In a memo shared with all personnel, NASA’s Chief Artificial Intelligence Officer (CAIO) David Salvagnini warned that DeepSeek’s servers are located outside the country, raising concerns over national security and data privacy.
Last month, the U.S Navy also warned its members to refrain from using DeepSeek’s AI model citing potential security and ethical concerns. During the same period, the state of Texas in the U.S. became the first state in the country to ban DeepSeek from any government use.

7. DeepSeek now available on Microsoft Azure and Github

Microsoft made DeepSeek’s models available on the Azure AI Foundry and GitHub model catalog, providing businesses with access to advanced AI solutions while ensuring compliance with security and reliability standards.

Interestingly, just days ago, Microsoft was investigating whether DeepSeek has used distillation to incorporate OpenAI’s abilities to train its model. Moreover, Microsoft has invested billions of dollars in OpenAI in the last few years.

8. Anthropic CEO questions DeepSeek claims, bats for export control

In a personal blog post, Anthropic CEO Dario Amodei stated that the claims about DeepSeek’s achievement at the cost of $6 million — an accomplishment that has cost American AI companies billions — are exaggerated. He claimed his startup has also developed its flagship model Claude 3.5 Sonnet at a significantly lower price nearly a year ago.

Additionally, he called for stricter export controls, specifically aimed at further restricting NVIDIA from selling its chips to China. Currently, the U.S. government prohibits NVIDIA from exporting its high-end chips to China. As a result, NVIDIA exports a customized version of its GPUs that deliver lower performance than the company’s most advanced models.

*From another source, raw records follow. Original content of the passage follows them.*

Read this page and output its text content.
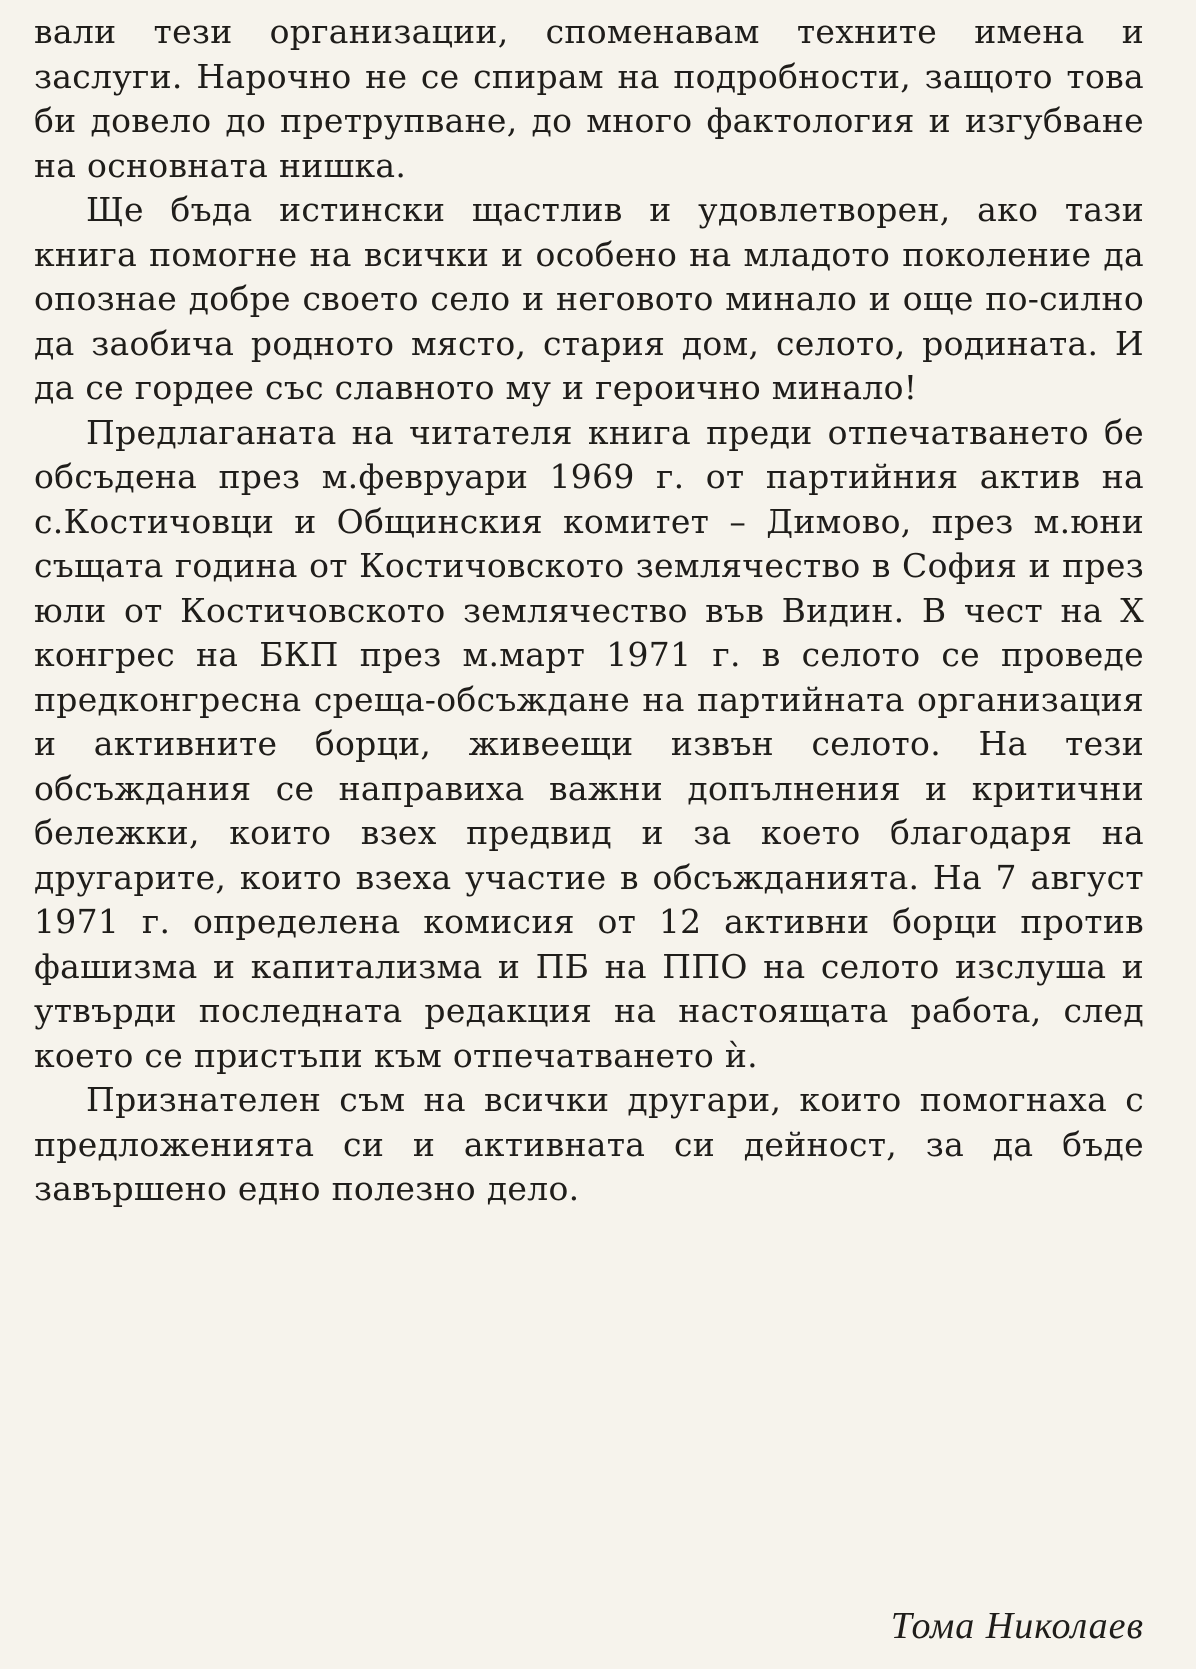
вали тези организации, споменавам техните имена и заслуги. Нарочно не се спирам на подробности, защото това би довело до претрупване, до много фактология и изгубване на основната нишка.

Ще бъда истински щастлив и удовлетворен, ако тази книга помогне на всички и особено на младото поколение да опознае добре своето село и неговото минало и още по-силно да заобича родното място, стария дом, селото, родината. И да се гордее със славното му и героично минало!

Предлаганата на читателя книга преди отпечатването бе обсъдена през м.февруари 1969 г. от партийния актив на с.Костичовци и Общинския комитет – Димово, през м.юни същата година от Костичовското землячество в София и през юли от Костичовското землячество във Видин. В чест на X конгрес на БКП през м.март 1971 г. в селото се проведе предконгресна среща-обсъждане на партийната организация и активните борци, живеещи извън селото. На тези обсъждания се направиха важни допълнения и критични бележки, които взех предвид и за което благодаря на другарите, които взеха участие в обсъжданията. На 7 август 1971 г. определена комисия от 12 активни борци против фашизма и капитализма и ПБ на ППО на селото изслуша и утвърди последната редакция на настоящата работа, след което се пристъпи към отпечатването ѝ.

Признателен съм на всички другари, които помогнаха с предложенията си и активната си дейност, за да бъде завършено едно полезно дело.

Тома Николаев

Amodei believes doing so would give the U.S. a significant advantage as both the countries lock horns to emerge as the leader in AI. “Well-enforced export controls are the only thing that can prevent China from getting millions of chips, and are therefore the most important determinant of whether we end up in a unipolar or bipolar world,” Amodei wrote.

9. Alibaba claims its model beats DeepSeek’s

DeepSeek is not the only company in China that is working on AI models. Chinese e-commerce giant Alibaba last month released a new version of its flagship AI model Qwen. The company claims Qwen 2.5-Max surpasses the abilities of DeepSeek V3.

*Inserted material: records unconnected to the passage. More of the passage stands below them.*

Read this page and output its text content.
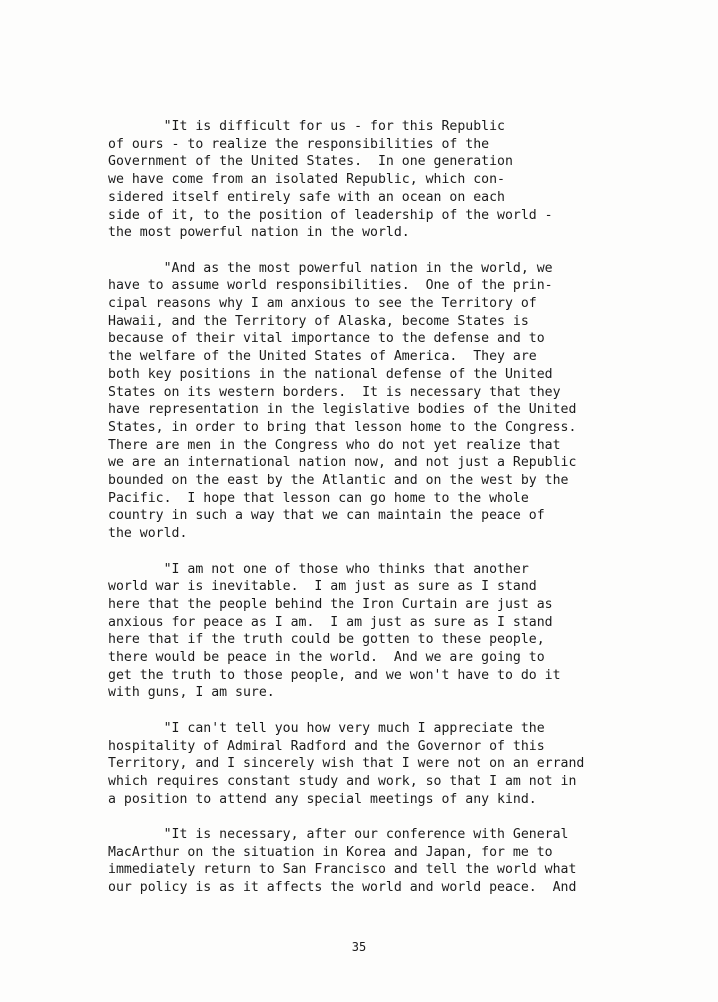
"It is difficult for us - for this Republic
of ours - to realize the responsibilities of the
Government of the United States.  In one generation
we have come from an isolated Republic, which con-
sidered itself entirely safe with an ocean on each
side of it, to the position of leadership of the world -
the most powerful nation in the world.

"And as the most powerful nation in the world, we
have to assume world responsibilities.  One of the prin-
cipal reasons why I am anxious to see the Territory of
Hawaii, and the Territory of Alaska, become States is
because of their vital importance to the defense and to
the welfare of the United States of America.  They are
both key positions in the national defense of the United
States on its western borders.  It is necessary that they
have representation in the legislative bodies of the United
States, in order to bring that lesson home to the Congress.
There are men in the Congress who do not yet realize that
we are an international nation now, and not just a Republic
bounded on the east by the Atlantic and on the west by the
Pacific.  I hope that lesson can go home to the whole
country in such a way that we can maintain the peace of
the world.

"I am not one of those who thinks that another
world war is inevitable.  I am just as sure as I stand
here that the people behind the Iron Curtain are just as
anxious for peace as I am.  I am just as sure as I stand
here that if the truth could be gotten to these people,
there would be peace in the world.  And we are going to
get the truth to those people, and we won't have to do it
with guns, I am sure.

"I can't tell you how very much I appreciate the
hospitality of Admiral Radford and the Governor of this
Territory, and I sincerely wish that I were not on an errand
which requires constant study and work, so that I am not in
a position to attend any special meetings of any kind.

"It is necessary, after our conference with General
MacArthur on the situation in Korea and Japan, for me to
immediately return to San Francisco and tell the world what
our policy is as it affects the world and world peace.  And

35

“Qwen 2.5-Max outperforms… almost across the board GPT-4o, DeepSeek-V3 and Llama-3.1-405B,” Alibaba posted on its official WeChat account.

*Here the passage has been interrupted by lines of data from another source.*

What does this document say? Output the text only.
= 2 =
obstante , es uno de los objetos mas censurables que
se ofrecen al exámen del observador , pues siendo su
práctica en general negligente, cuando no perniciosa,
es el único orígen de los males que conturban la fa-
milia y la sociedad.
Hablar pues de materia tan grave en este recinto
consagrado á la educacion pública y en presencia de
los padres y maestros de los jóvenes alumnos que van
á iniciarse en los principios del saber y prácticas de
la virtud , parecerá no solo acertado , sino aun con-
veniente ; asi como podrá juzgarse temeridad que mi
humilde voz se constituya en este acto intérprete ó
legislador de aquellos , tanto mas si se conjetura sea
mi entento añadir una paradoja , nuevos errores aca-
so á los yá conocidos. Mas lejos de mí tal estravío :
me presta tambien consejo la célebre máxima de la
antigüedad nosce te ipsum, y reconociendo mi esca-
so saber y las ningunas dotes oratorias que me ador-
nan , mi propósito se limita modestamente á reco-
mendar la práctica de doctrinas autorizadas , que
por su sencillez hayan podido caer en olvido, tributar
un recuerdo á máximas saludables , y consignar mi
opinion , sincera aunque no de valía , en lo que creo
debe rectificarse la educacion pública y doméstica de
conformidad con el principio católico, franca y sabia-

10. Trump meets Nvidia CEO, discusses DeepSeek

Last week, U.S. President met Nvidia CEO Jensen Huang at the White House to discuss exactly what Amodei proposed, over concerns of China’s growing dominance in AI, fuelled by DeepSeek.

Their discussion centered on reinforcing U.S. leadership in AI technology and tightening export restrictions on advanced AI chips to China. While President Trump refrained from sharing specific details, he characterized the meeting as “good.”

11. Altman doesn’t plan on suing DeepSeek

OpenAI CEO Sam Altman recently stated that he has no plans to sue Chinese startup DeepSeek. Last month, Altman’s company investigated if DeepSeek used ChatGPT to train its model.

“No, we have no plans to sue DeepSeek right now. We’re focused on building great products and leading the world in model capabilities, and I believe that will serve us well,” Altman told reporters. “We’re happy to have another competitor. We’ve faced many before, and I think it’s in everyone’s interest for us to keep advancing and maintaining our leadership.”

12. U.S. senator proposes $100 mn fine for downloading DeepSeek

In a new bill, Republican senator Josh Hawley from Missouri proposed to impose penalties of up to 20 years in prison, a $1 million fine, or both for individuals who knowingly download Chinese-developed AI models like DeepSeek.

If passed, the bill would prohibit anyone in the U.S. from using China-developed AI technology and similarly restrict the use of U.S.-developed AI in China.